British computer scientist

John Hugh Westcott (3 November 1920 – 10 October 2014) was a British scientist specialising in control systems and Professor of Computing and Automation at Imperial College London.

==Career==
Westcott was educated at Wandsworth Grammar School, the City and Guilds College, both in London, and the Massachusetts Institute of Technology. His career began in radar research during World War II. After a year in Germany with the Allied Commission, he obtained a scholarship to the MIT where many scientists returning from the services were addressing the early possibilities of computer applications.

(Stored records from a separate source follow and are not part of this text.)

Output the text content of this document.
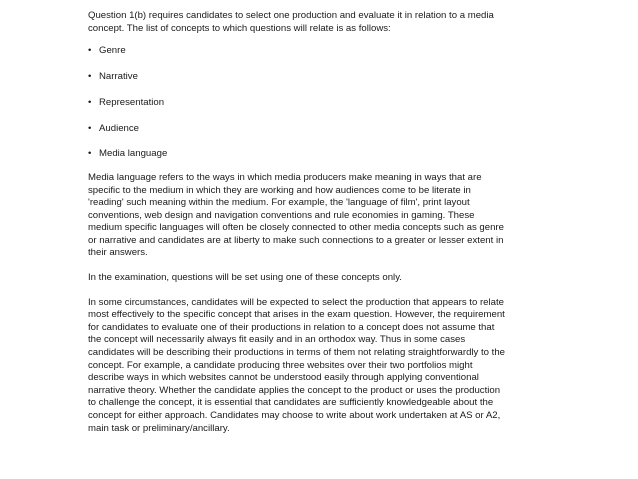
Question 1(b) requires candidates to select one production and evaluate it in relation to a media
concept. The list of concepts to which questions will relate is as follows:

• Genre
• Narrative
• Representation
• Audience
• Media language

Media language refers to the ways in which media producers make meaning in ways that are
specific to the medium in which they are working and how audiences come to be literate in
'reading' such meaning within the medium. For example, the 'language of film', print layout
conventions, web design and navigation conventions and rule economies in gaming. These
medium specific languages will often be closely connected to other media concepts such as genre
or narrative and candidates are at liberty to make such connections to a greater or lesser extent in
their answers.

In the examination, questions will be set using one of these concepts only.

In some circumstances, candidates will be expected to select the production that appears to relate
most effectively to the specific concept that arises in the exam question. However, the requirement
for candidates to evaluate one of their productions in relation to a concept does not assume that
the concept will necessarily always fit easily and in an orthodox way. Thus in some cases
candidates will be describing their productions in terms of them not relating straightforwardly to the
concept. For example, a candidate producing three websites over their two portfolios might
describe ways in which websites cannot be understood easily through applying conventional
narrative theory. Whether the candidate applies the concept to the product or uses the production
to challenge the concept, it is essential that candidates are sufficiently knowledgeable about the
concept for either approach. Candidates may choose to write about work undertaken at AS or A2,
main task or preliminary/ancillary.
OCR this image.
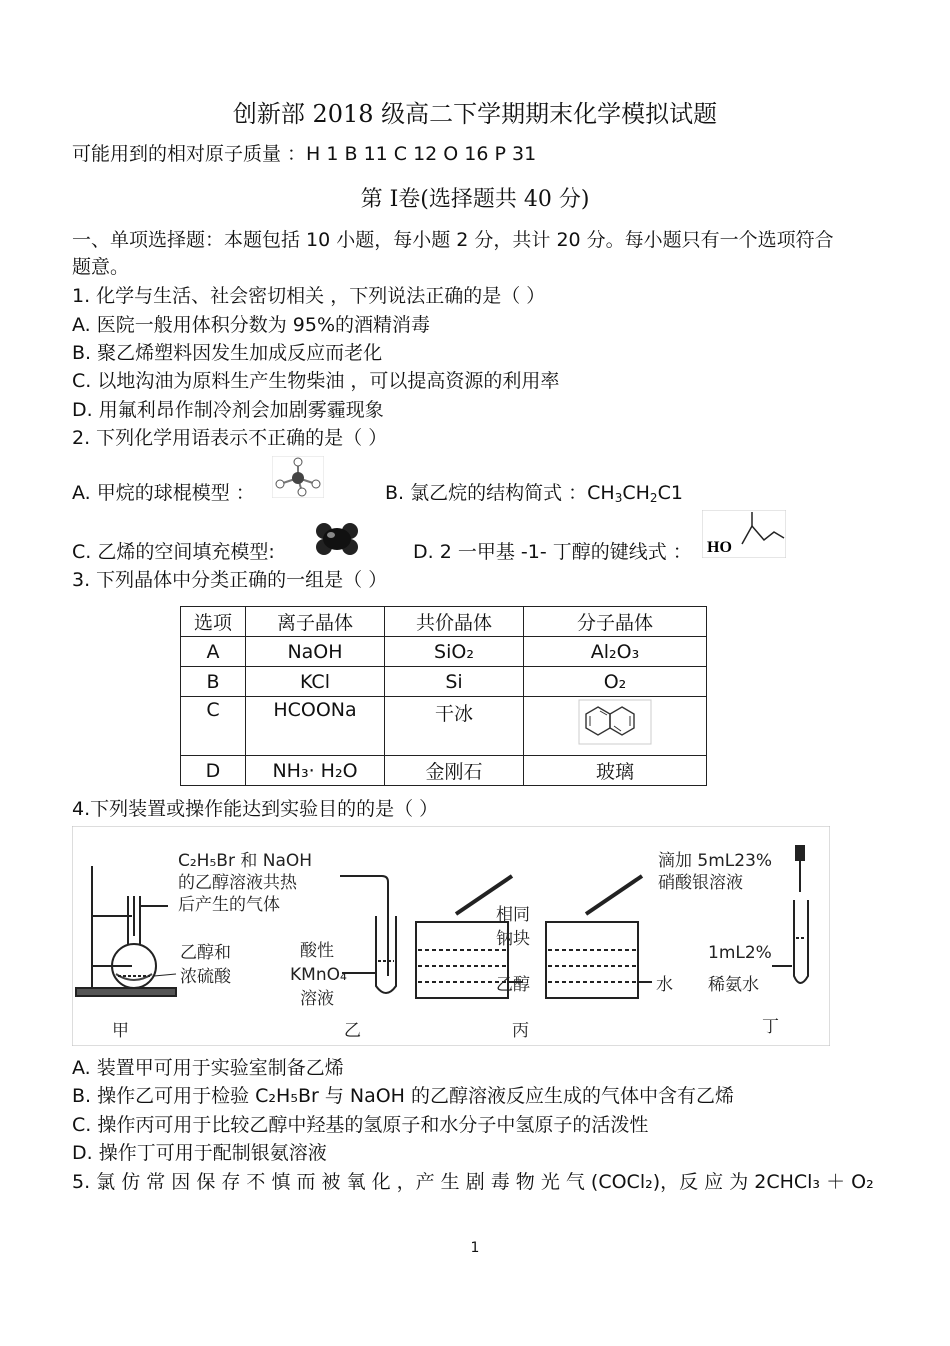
创新部 2018 级高二下学期期末化学模拟试题
可能用到的相对原子质量 ：H 1 B 11 C 12 O 16 P 31
第 Ⅰ卷(选择题共 40 分)
一、单项选择题：本题包括 10 小题，每小题 2 分，共计 20 分。每小题只有一个选项符合
题意。
1. 化学与生活、社会密切相关 ，下列说法正确的是（ ）
A. 医院一般用体积分数为 95%的酒精消毒
B. 聚乙烯塑料因发生加成反应而老化
C. 以地沟油为原料生产生物柴油 ，可以提高资源的利用率
D. 用氟利昂作制冷剂会加剧雾霾现象
2. 下列化学用语表示不正确的是（ ）
A. 甲烷的球棍模型 ：	B. 氯乙烷的结构简式 ：$CH_3CH_2C1$
C. 乙烯的空间填充模型:	D. 2 一甲基 -1- 丁醇的键线式 ： HO
3. 下列晶体中分类正确的一组是（ ）
选项	离子晶体	共价晶体	分子晶体
A	NaOH	SiO₂	Al₂O₃
B	KCl	Si	O₂
C	HCOONa	干冰	
D	NH₃· H₂O	金刚石	玻璃
4.下列装置或操作能达到实验目的的是（ ）
C₂H₅Br 和 NaOH
的乙醇溶液共热
后产生的气体
乙醇和
浓硫酸
甲
酸性
KMnO₄
溶液
乙
相同
钠块
乙醇	水
丙
滴加 5mL23%
硝酸银溶液
1mL2%
稀氨水
丁
A. 装置甲可用于实验室制备乙烯
B. 操作乙可用于检验 C₂H₅Br 与 NaOH 的乙醇溶液反应生成的气体中含有乙烯
C. 操作丙可用于比较乙醇中羟基的氢原子和水分子中氢原子的活泼性
D. 操作丁可用于配制银氨溶液
5. 氯 仿 常 因 保 存 不 慎 而 被 氧 化 ，产 生 剧 毒 物 光 气 (COCl₂)，反 应 为 2CHCl₃ ＋ O₂
1
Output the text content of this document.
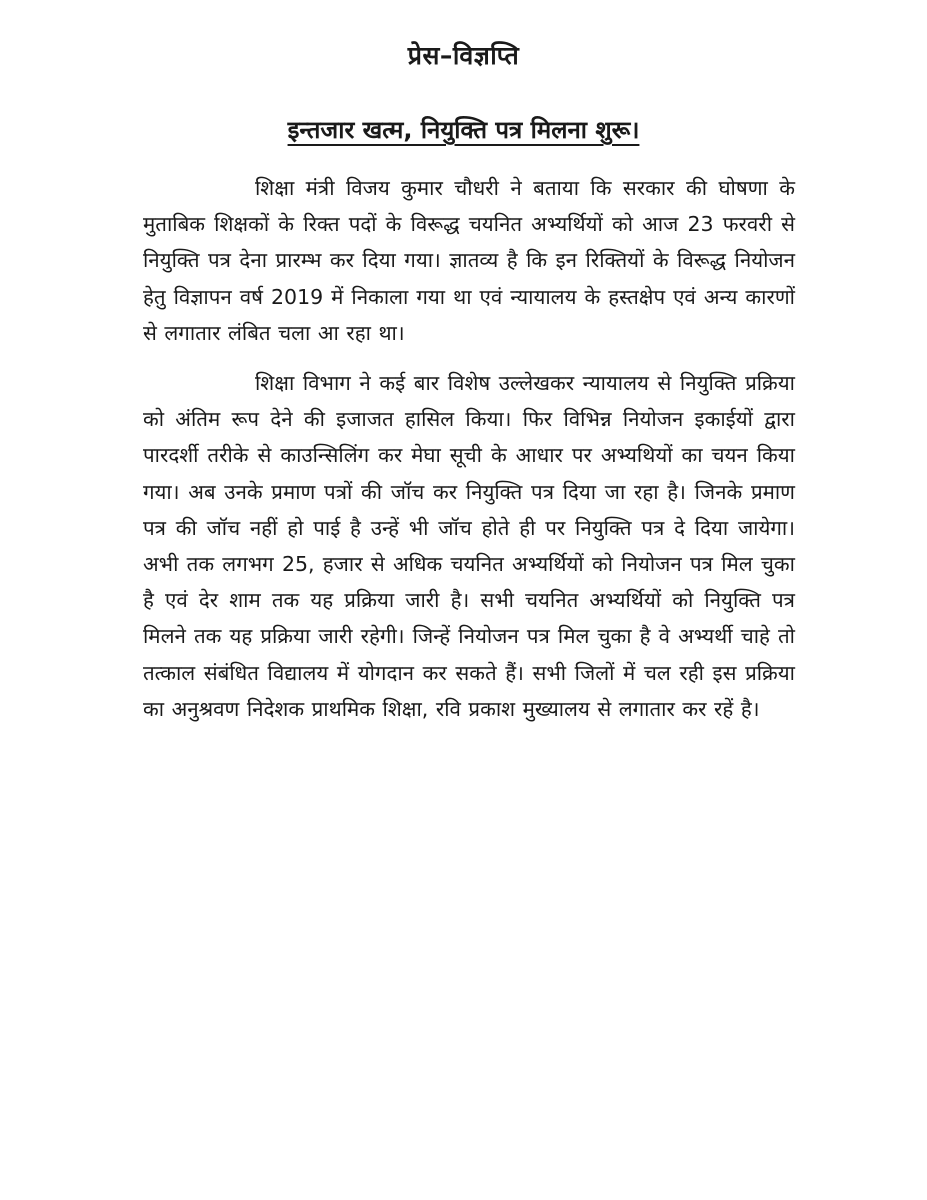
प्रेस–विज्ञप्ति
इन्तजार खत्म, नियुक्ति पत्र मिलना शुरू।

शिक्षा मंत्री विजय कुमार चौधरी ने बताया कि सरकार की घोषणा के मुताबिक शिक्षकों के रिक्त पदों के विरूद्ध चयनित अभ्यर्थियों को आज 23 फरवरी से नियुक्ति पत्र देना प्रारम्भ कर दिया गया। ज्ञातव्य है कि इन रिक्तियों के विरूद्ध नियोजन हेतु विज्ञापन वर्ष 2019 में निकाला गया था एवं न्यायालय के हस्तक्षेप एवं अन्य कारणों से लगातार लंबित चला आ रहा था।

शिक्षा विभाग ने कई बार विशेष उल्लेखकर न्यायालय से नियुक्ति प्रक्रिया को अंतिम रूप देने की इजाजत हासिल किया। फिर विभिन्न नियोजन इकाईयों द्वारा पारदर्शी तरीके से काउन्सिलिंग कर मेघा सूची के आधार पर अभ्यथियों का चयन किया गया। अब उनके प्रमाण पत्रों की जॉच कर नियुक्ति पत्र दिया जा रहा है। जिनके प्रमाण पत्र की जॉच नहीं हो पाई है उन्हें भी जॉच होते ही पर नियुक्ति पत्र दे दिया जायेगा। अभी तक लगभग 25, हजार से अधिक चयनित अभ्यर्थियों को नियोजन पत्र मिल चुका है एवं देर शाम तक यह प्रक्रिया जारी है। सभी चयनित अभ्यर्थियों को नियुक्ति पत्र मिलने तक यह प्रक्रिया जारी रहेगी। जिन्हें नियोजन पत्र मिल चुका है वे अभ्यर्थी चाहे तो तत्काल संबंधित विद्यालय में योगदान कर सकते हैं। सभी जिलों में चल रही इस प्रक्रिया का अनुश्रवण निदेशक प्राथमिक शिक्षा, रवि प्रकाश मुख्यालय से लगातार कर रहें है।
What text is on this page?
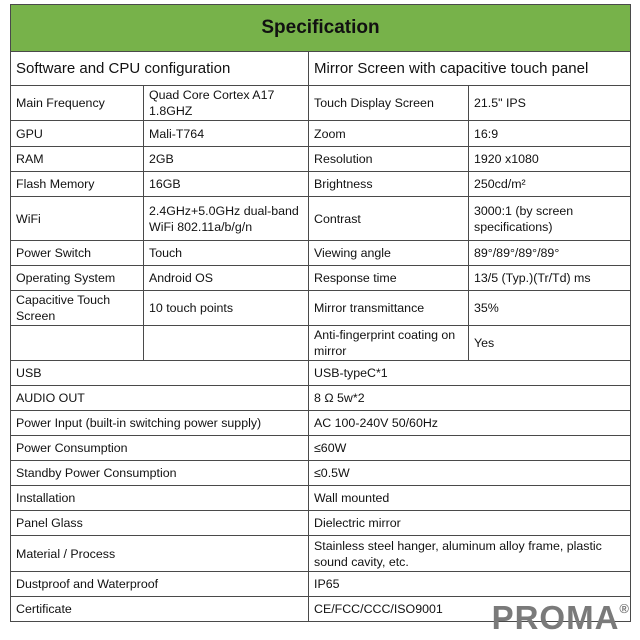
Specification			
Software and CPU configuration		Mirror Screen with capacitive touch panel	
Main Frequency	Quad Core Cortex A17 1.8GHZ	Touch Display Screen	21.5" IPS
GPU	Mali-T764	Zoom	16:9
RAM	2GB	Resolution	1920 x1080
Flash Memory	16GB	Brightness	250cd/m²
WiFi	2.4GHz+5.0GHz dual-band WiFi 802.11a/b/g/n	Contrast	3000:1 (by screen specifications)
Power Switch	Touch	Viewing angle	89°/89°/89°/89°
Operating System	Android OS	Response time	13/5 (Typ.)(Tr/Td) ms
Capacitive Touch Screen	10 touch points	Mirror transmittance	35%
		Anti-fingerprint coating on mirror	Yes
USB		USB-typeC*1	
AUDIO OUT		8 Ω 5w*2	
Power Input (built-in switching power supply)		AC 100-240V 50/60Hz	
Power Consumption		≤60W	
Standby Power Consumption		≤0.5W	
Installation		Wall mounted	
Panel Glass		Dielectric mirror	
Material / Process		Stainless steel hanger, aluminum alloy frame, plastic sound cavity, etc.	
Dustproof and Waterproof		IP65	
Certificate		CE/FCC/CCC/ISO9001	PROMA®
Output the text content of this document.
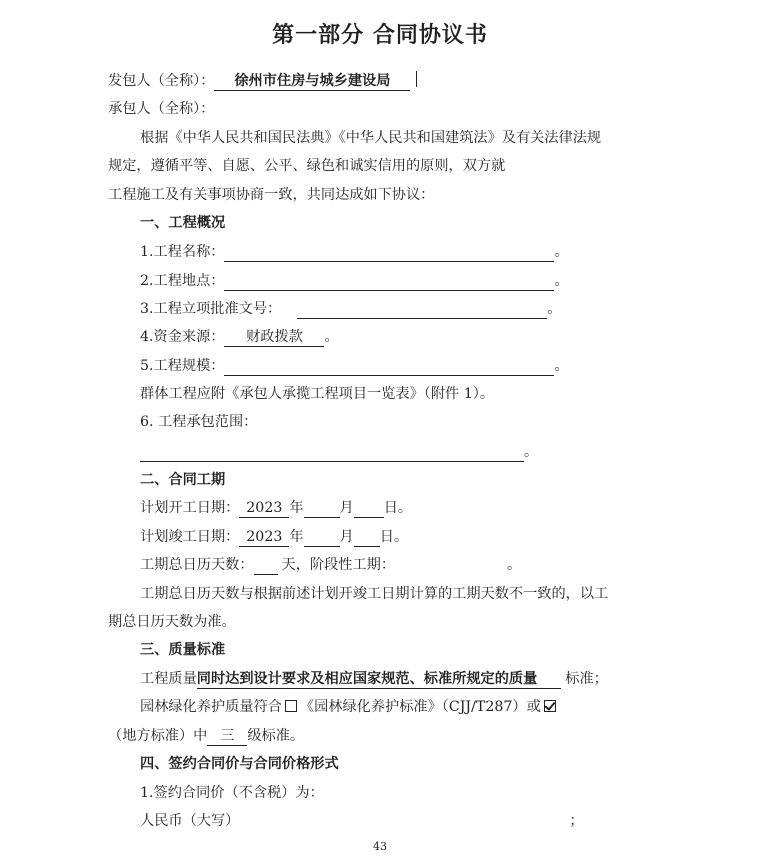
第一部分 合同协议书
发包人（全称）： 徐州市住房与城乡建设局
承包人（全称）：
根据《中华人民共和国民法典》《中华人民共和国建筑法》及有关法律法规
规定，遵循平等、自愿、公平、绿色和诚实信用的原则，双方就
工程施工及有关事项协商一致，共同达成如下协议：
一、工程概况
1.工程名称：	。
2.工程地点：	。
3.工程立项批准文号：	。
4.资金来源： 财政拨款 。
5.工程规模：	。
群体工程应附《承包人承揽工程项目一览表》（附件 1）。
6. 工程承包范围：
。
二、合同工期
计划开工日期： 2023 年	月 日。
计划竣工日期： 2023 年	月 日。
工期总日历天数： 天，阶段性工期：	。
工期总日历天数与根据前述计划开竣工日期计算的工期天数不一致的，以工
期总日历天数为准。
三、质量标准
工程质量同时达到设计要求及相应国家规范、标准所规定的质量 标准；
园林绿化养护质量符合 《园林绿化养护标准》（CJJ/T287）或
（地方标准）中 三 级标准。
四、签约合同价与合同价格形式
1.签约合同价（不含税）为：
人民币（大写）	；
43
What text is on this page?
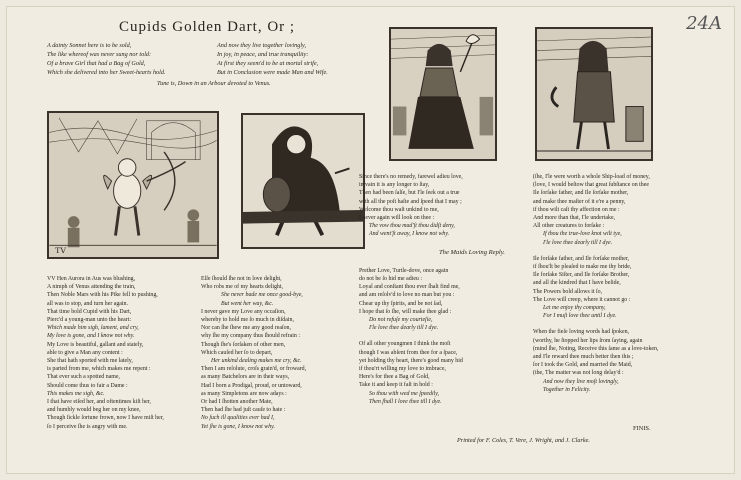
24A
Cupids Golden Dart, Or ;
A dainty Sonnet here is to be sold,
The like whereof was never sung nor told:
Of a brave Girl that had a Bag of Gold,
Which she delivered into her Sweet-hearts hold.
And now they live together lovingly,
In joy, in peace, and true tranquility:
At first they seem'd to be at mortal strife,
But in Conclusion were made Man and Wife.
Tune is, Down in an Arbour devoted to Venus.
TV
VV Hen Aurora in Aus was blushing,
A nimph of Venus attending the train,
Then Noble Mars with his Pike fell to pushing,
all was to stop, and turn her again.
That time bold Cupid with his Dart,
Pierc'd a young-man unto the heart:
Which made him sigh, lament, and cry,
My love is gone, and I know not why.
My Love is beautiful, gallant and stately,
able to give a Man any content :
She that hath sported with me lately,
is parted from me, which makes me repent :
That ever such a spotted name,
Should come thus to fair a Dame :
This makes me sigh, &c.
I that have eiſed her, and oftentimes kiſt her,
and humbly would beg her on my knee,
Though ſickle ſortune frown, now I have miſt her,
ſo I perceive ſhe is angry with me.
Elſe ſhould ſhe not in love delight,
Who robs me of my hearts delight,
She never bade me once good-bye,
But went her way, &c.
I never gave my Love any occaſion,
whereby to hold me ſo much in diſdain,
Nor can ſhe ſhew me any good reaſon,
why ſhe my company thus ſhould refrain :
Though ſhe's ſorſaken of other men,
Which cauſed her ſo to depart,
Her unkind dealing makes me cry, &c.
Then I am reſolute, croſs grain'd, or froward,
as many Batchelors are in their ways,
Had I born a Prodigal, proud, or untoward,
as many Simpletons are now adays :
Or had I ſhotten another Mate,
Then had ſhe had juſt cauſe to hate :
No ſuch ill qualities ever had I,
Yet ſhe is gone, I know not why.
Since there's no remedy, farewel adieu love,
in vain it is any longer to ſtay,
Then had been ſalſe, but I'le ſeek out a true
with all the poſt haſte and ſpeed that I may ;
Welcome thou waſt unkind to me,
I never again will look on thee :
The vow thou mad'ſt thou didſt deny,
And went'ſt away, I know not why.
The Maids Loving Reply.
Prether Love, Turtle-dove, once again
do not be ſo hid me adieu :
Loyal and conſtant thou ever ſhalt find me,
and am reſolv'd to love no man but you :
Chear up thy ſpirits, and be not ſad,
I hope that ſo ſhe, will make thee glad :
Do not refuſe my courteſie,
I'le love thee dearly till I dye.
Of all other youngmen I think the moſt
though I was abſent from thee for a ſpace,
yet holding thy heart, there's good many hid
if thou'rt willing my love to imbrace,
Here's for thee a Bag of Gold,
Take it and keep it faſt in hold :
So thou with wed me ſpeedily,
Then ſhall I love thee till I dye.
(ſhe, I'le were worth a whole Ship-load of money,
(love, I would beſtow that great ſubſtance on thee
Ile ſorſake father, and Ile ſorſake mother,
and make thee maſter of it e're a penny,
if thou wilt caſt thy affection on me :
And more than that, I'le undertake,
All other creatures to forſake :
If thou the true-love knot wilt tye,
I'le love thee dearly till I dye.
Ile forſake father, and Ile forſake mother,
if ſhou'lt be pleaſed to make me thy bride,
Ile forſake Siſter, and Ile forſake Brother,
and all the kindred that I have beſide,
The Powers bold allows it ſo,
The Love will creep, where it cannot go :
Let me enjoy thy company,
For I muſt love thee until I dye.
When the fieſe loving words had ſpoken,
(worthy, he ſtopped her lips ſrom ſaying, again
(mind ſhe, Noting, Receive this ſame as a love-token,
and I'le reward thee much better then this ;
ſor I took the Gold, and married the Maid,
(the, The matter was not long delay'd :
And now they live moſt lovingly,
Together in Felicity.
FINIS.
Printed for F. Coles, T. Vere, J. Wright, and J. Clarke.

He was the first to lecture on the new field of cybernetics in Britain and was a member of the Ratio Club with Grey Walter, Alan Turing, Giles Brindley and others from various fields, who met between 1949 and 1952 to discuss brain mechanisms and related issues. He researched servo-mechanisms at Imperial College London, where he headed the new Department of Computing and Control from 1966. A founder-member in 1957 of the International Federation of Automatic Control, one of the first professional bodies to liaise successfully across the Iron Curtain, he was a consultant to companies such as Shell, ICI, Westlands and British Steel Corporation in applying control systems to large and complex processes. In the 1970s and 1980s he also worked on macro-economic modelling and computer modelling for policy-evaluation.

==Awards and honours==
Westcott was elected a Fellow of the Royal Society (FRS) in 1983 and a Fellow of the Royal Academy of Engineering (FREng) in 1980.